The comments above indicating 'well someone has access' - yea, obviously, it's data hosting. Someone has access.

But the amount of conspiracy here is frustrating.

Amazon will play very aggressively within the bounds of the law, meaning, if they can glean public info about something, or look at their own sales data for a product, they will do that.

But to look at s3 data would risk the entire empire.

It's rational for people to be a bit skeptical, and so Walmart can say 'no data on AWS' but it's also an easy thing to do.

Now - is it possible that new retail PM, who used to be an AWS PM, and who for some reason still had access to things he shouldn't - went ahead and did that? That could happen. And maybe his boss finds out and looks the other way but calls IT and tries to have the loophole closed quietly. Etc.

As a policy are they trying to copy your product and even ask you for information and aggressively pursue customer data? Yes.

As a policy are they looking at your S3/ec2 data - no.




I dont think its just about playing by the book of law.

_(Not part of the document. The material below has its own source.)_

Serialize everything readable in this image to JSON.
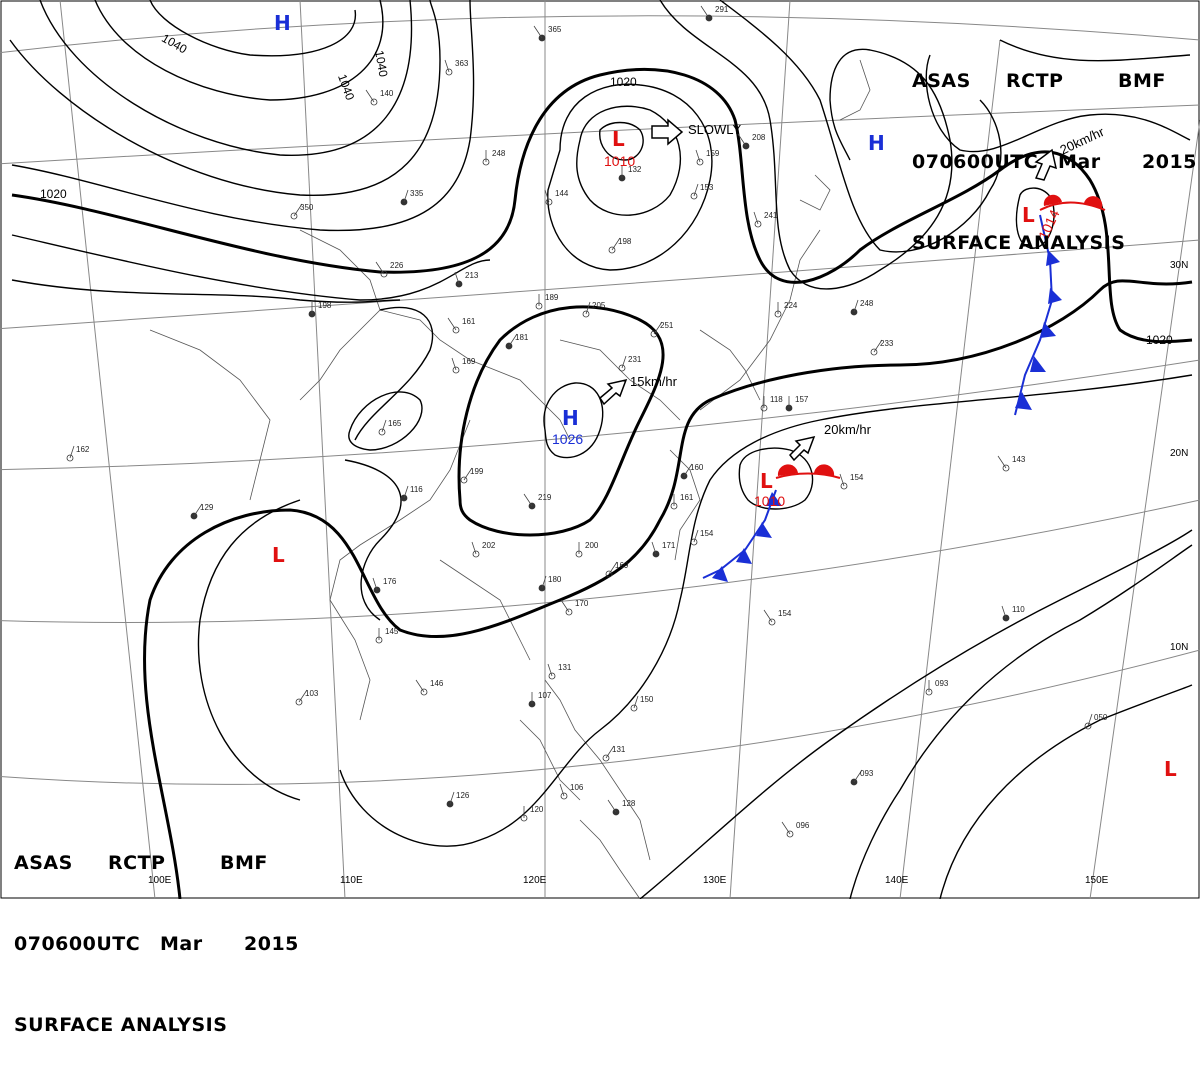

I'm sure they also consider optics and trust in the brand.


As a company they do, and that's how policy is set.

But individual actors are individual actors, in a company of 100 000 people, some will go astray.

They are pushing their 'white label' stuff agressively, I have no doubt the PM's have zero qualms about using Amazon.com sales data to their advantage.

But I also submit that retail PM's actually getting access to private S3/EC2 is totally rubbish, at least by any policy or scale.

They could be sued for billions in each case of that breach, and the resulting PR fallout would be impossible.

Imagine you are the VP of AWS - you make all the profit for Amazon.

Are you going to somehow allow some dirty Retail PM access to your customers data?

When your customer finds out, and tells the world, and it gets in the press, what happens?

If your ABC startup had evidence that Amazon was creeping on your data as policy, you'd have to dump them instantly.

They could say goodbye to every government contract.

If you are Bezos - would you risk the entire Brand and the cash-cow to move some low-margin pair of shoes and USB hub?

So no, I think the firewall between AWS and Retail is systematically legit.